Она бежала по белому снегу, не оглядываясь, долго-долго. Спустилась ночь, и по чёрной земле, и по сухой траве, и снова по снегу неслась она на восток, по полям и дорогам. Мимо, мимо мчалась вереница огней на шоссе, позади оставались одинокие дома и деревья. Когда перед нею вставало солнце, она пряталась в подлеске, подальше от людей, но в темноте снова бежала, огибая города и деревни, спешила за синие леса, за высокие горы; никто не замечал маленькое рыжее тело, летящее стрелой; и не случилось никого, кто разобрал бы, остаются ли следы на белом снегу.Примечание 1 Смерть библиотекаря (Рассказ Оленьки для Укропова)
Солнце редко заглядывало в деревню Малые Афедроны. Пупыряев смотрел на улицу сквозь немытое оконце и ждал. В два часа вечно пьяненькая Потаповна нетвёрдой походкой пройдёт мимо библиотеки в сторону сельпо – за опохмелом. Жители деревни так обленились, что даже перестали гнать самогон. Через день по чётным Потаповна брала пол-литру «Привета», которой хрупкому бабкиному организму хватало аж на двое суток. Десять раз по пятьдесят, а там и за новой пора.
Пупыряев ждал бабкиного явления просто так, чтобы сверить часы и убедиться, что всё в этом мире идёт своим чередом. И каждый раз он находил в этом некую трагическую усладу: мир катится, как идеальное колесо в вакууме, чудес не происходит, и он, простой русский интеллигент в очках, никогда не сможет ничего изменить. Судьба библиотекаря в крошечной деревне не может быть счастливой: ненужный и непонятый, он сидит среди пыльных книг, которыми интересуются только крысы да бабы, ищущие, чем бы растопить печь, авторитета ноль, будущего нет. Да и прошлого не было, если разобраться. Окончил школу четверть века назад, в армию не попал по слабости здоровья, из Малых Афедронов ни разу не выезжал, не женился, не состоял. Как пристроился к книжкам, так среди них и прожил.
Она лежала на боку, подвернув правую руку, и смотрела в небо, на лице застыло крайнее удивление, пыльный тапок с левой ноги соскочил и валялся поодаль.
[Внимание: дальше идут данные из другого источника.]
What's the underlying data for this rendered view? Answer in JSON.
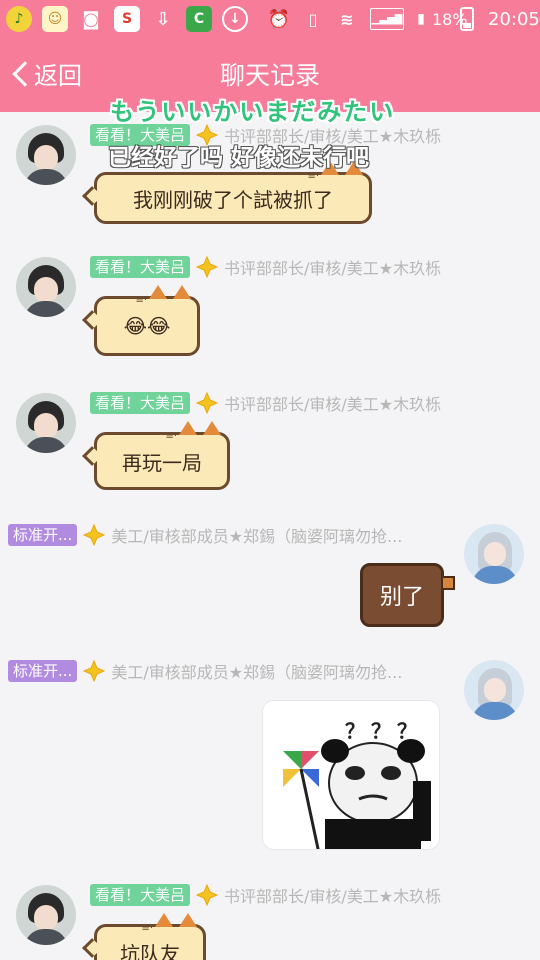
{
  "status_bar": {
    "battery_percent": "18%",
    "time": "20:05",
    "colors": {
      "bar": "#f77c9a"
    }
  },
  "header": {
    "back_label": "返回",
    "title": "聊天记录"
  },
  "overlay": {
    "japanese": "もういいかいまだみたい",
    "chinese": "已经好了吗 好像还未行吧"
  },
  "messages": [
    {
      "side": "left",
      "badge": "看看！大美吕",
      "info": "书评部部长/审核/美工★木玖栎",
      "text": "我刚刚破了个試被抓了"
    },
    {
      "side": "left",
      "badge": "看看！大美吕",
      "info": "书评部部长/审核/美工★木玖栎",
      "text": "😂😂"
    },
    {
      "side": "left",
      "badge": "看看！大美吕",
      "info": "书评部部长/审核/美工★木玖栎",
      "text": "再玩一局"
    },
    {
      "side": "right",
      "badge": "标准开...",
      "info": "美工/审核部成员★郑錫（脑婆阿璃勿抢...",
      "text": "别了"
    },
    {
      "side": "right",
      "badge": "标准开...",
      "info": "美工/审核部成员★郑錫（脑婆阿璃勿抢...",
      "image_caption": "？？？"
    },
    {
      "side": "left",
      "badge": "看看！大美吕",
      "info": "书评部部长/审核/美工★木玖栎",
      "text": "坑队友"
    }
  ],
  "colors": {
    "accent": "#f77c9a",
    "badge_green": "#6fd39a",
    "badge_purple": "#b08be0",
    "bubble_fill": "#fbe9b8",
    "bubble_border": "#6b4a2e",
    "bubble_right": "#7a4d32"
  }
}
Пупыряев нагнулся, тронул бабку за плечо – вроде жива.
– Ты жива, Потаповна?
Голубоватые губы шевельнулись.
– Чё? – он нагнулся пониже.
– Ку… кудыть… – прошелестело ему в лицо, и с этим бессмысленным словом душа Потаповны отлетела.
– Товарищи!
– Тамбовский волк тебе… – захихикал дед Семён, разливая.
Пупыряев сбился и начал снова:
– Граждане!
– Да вроде не на зоне, четырёхглазый, – угрожающе прохрипел бывший сиделец Витюша.
Пупыряев струхнул.
– Никчёмный человечишко от нас ушел, вот что.
Жизнь у неё была дурная и грязная. Ни работать она не умела, ни отдохнуть как следует, ничего, кроме пьянки, ей не давалось. Детей родила да не воспитала, сколько было, все сгинули, и к лучшему оно, потому что дураков плодить – только мир пачкать. И так в говне живём, нету просвета и не будет, и дорогу к нам из райцентра не прокладут во веки веков.